Gamma Circles Construction

What do you observe in the diagram? Is there something peculiar?



All circles \(\gamma_A, \gamma_B, \gamma_C, \gamma_D\) appear to concur at a point. How do we prove this?

Let \(M_{AB}, M_{BC}, M_{CD}, M_{DA}, M_{AC}, M_{BD}\) be the midpoints of \(AB, BC, CD, DA, AC, BD\) respectively. The circle \(\gamma_A\) passes through \(M_{AB}, M_{AC}, M_{AD}\) because scaling \(\Gamma_A\) by \(\frac{1}{2}\) about \(A\) maps \(B, C, D\) to these midpoints. Similar reasoning applies to \(\gamma_B, \gamma_C, \gamma_D\). Define \(K\) as the intersection of \(\gamma_A\) and \(\gamma_C\) (other than \(M_{AC}\)), and prove \(K\) lies on \(\gamma_B, \gamma_D\).

Proof Part A

Let \(\angle DAB = A\), \(\angle ABC = B\), \(\angle BCD = C\), \(\angle CDA = D\).

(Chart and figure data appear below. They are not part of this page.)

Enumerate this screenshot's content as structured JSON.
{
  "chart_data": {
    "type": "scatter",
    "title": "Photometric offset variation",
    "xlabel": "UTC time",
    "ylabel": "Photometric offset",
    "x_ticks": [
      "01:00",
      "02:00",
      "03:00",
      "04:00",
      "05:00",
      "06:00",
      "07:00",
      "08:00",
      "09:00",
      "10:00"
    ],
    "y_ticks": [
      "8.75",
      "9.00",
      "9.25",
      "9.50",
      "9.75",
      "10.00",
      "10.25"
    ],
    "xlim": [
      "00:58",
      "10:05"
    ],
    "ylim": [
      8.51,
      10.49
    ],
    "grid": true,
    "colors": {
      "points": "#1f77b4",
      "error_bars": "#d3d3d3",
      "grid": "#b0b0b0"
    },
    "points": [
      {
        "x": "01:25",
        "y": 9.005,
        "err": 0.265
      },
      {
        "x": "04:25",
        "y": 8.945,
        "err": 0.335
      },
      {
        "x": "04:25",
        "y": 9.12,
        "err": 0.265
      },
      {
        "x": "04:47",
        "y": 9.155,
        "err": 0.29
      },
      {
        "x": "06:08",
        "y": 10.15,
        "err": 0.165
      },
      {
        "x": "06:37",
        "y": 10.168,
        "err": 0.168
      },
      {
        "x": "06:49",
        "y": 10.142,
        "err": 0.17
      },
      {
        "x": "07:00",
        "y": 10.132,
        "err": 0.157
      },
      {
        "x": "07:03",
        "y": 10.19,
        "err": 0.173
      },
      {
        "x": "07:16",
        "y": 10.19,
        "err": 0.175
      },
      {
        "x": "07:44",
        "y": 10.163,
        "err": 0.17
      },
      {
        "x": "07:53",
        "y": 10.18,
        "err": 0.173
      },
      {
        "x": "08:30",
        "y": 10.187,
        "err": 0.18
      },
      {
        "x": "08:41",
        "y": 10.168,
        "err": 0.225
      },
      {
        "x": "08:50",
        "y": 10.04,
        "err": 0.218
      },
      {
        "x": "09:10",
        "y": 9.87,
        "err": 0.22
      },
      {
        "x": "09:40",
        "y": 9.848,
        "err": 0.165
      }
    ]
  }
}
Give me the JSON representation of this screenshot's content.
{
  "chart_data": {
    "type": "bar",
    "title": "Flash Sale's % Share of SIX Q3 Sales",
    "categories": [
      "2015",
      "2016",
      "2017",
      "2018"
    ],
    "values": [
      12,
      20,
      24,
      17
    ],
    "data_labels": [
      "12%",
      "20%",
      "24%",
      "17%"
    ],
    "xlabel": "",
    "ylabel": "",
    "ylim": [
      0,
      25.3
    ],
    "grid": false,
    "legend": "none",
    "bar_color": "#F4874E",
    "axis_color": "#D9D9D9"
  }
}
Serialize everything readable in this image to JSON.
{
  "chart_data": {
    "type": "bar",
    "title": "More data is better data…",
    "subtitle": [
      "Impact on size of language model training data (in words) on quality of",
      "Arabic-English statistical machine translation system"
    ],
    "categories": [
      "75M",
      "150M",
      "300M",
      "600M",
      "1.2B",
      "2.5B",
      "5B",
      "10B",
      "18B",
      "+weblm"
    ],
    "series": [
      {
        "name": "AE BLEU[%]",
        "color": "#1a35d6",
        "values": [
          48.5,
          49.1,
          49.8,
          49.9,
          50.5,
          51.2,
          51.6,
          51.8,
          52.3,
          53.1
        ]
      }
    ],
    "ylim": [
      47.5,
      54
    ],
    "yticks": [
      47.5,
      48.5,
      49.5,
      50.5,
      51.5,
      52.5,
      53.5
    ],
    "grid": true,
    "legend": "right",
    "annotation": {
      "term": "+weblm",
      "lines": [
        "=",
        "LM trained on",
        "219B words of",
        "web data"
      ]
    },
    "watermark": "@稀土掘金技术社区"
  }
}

Consider point \(A'\) on \(\Gamma_A\) such that \(K\) is its transformation on \(\gamma_A\) (doubling the distance from \(A\)). Similarly, \(C'\) on \(\Gamma_C\) transforms to \(K\) on \(\gamma_C\). Then, \(\angle M_{AB}KM_{AD} = \angle BA'D\), and since scaling preserves angles, \(\angle BA'D = \angle BCD = C\). Thus, \(\angle M_{AB}KM_{AD} = C\). Similarly, \(\angle M_{BC}KM_{CD} = A\). For \(K\) to lie on \(\gamma_B\), we need \(\angle M_{AB}KM_{BC} = \angle ADC = D\).

Proof Part B

Since \(AA'\) and \(CC'\) bisect each other at \(K\), \(ACA'C'\) is a parallelogram. Thus, \(\angle C'AC + \angle A'CA = 180^\circ\), so \(\angle C'AD + \angle A'CD = 180^\circ - (\angle DAC + \angle DCA) = D\). As \(A' \in \Gamma_A\) and \(C' \in \Gamma_C\), \(\angle C'AD = \angle C'BD\) and \(\angle A'CD = \angle A'BD\). Hence, \(\angle C'BA' = D\). Since \(KM_{BC} \parallel C'B\) and \(KM_{AB} \parallel A'B\) by the Midpoint Theorem in \(\triangle CC'B\) and \(\triangle AA'B\), \(\angle M_{AB}KM_{BC} = D\), implying \(\angle M_{CD}KM_{AD} = B\). Therefore, \(\boxed{K \in \{\gamma_B, \gamma_D\}}\).


There’s also a proof using complex numbers, and perhaps an elegant synthetic solution exists. Think about it!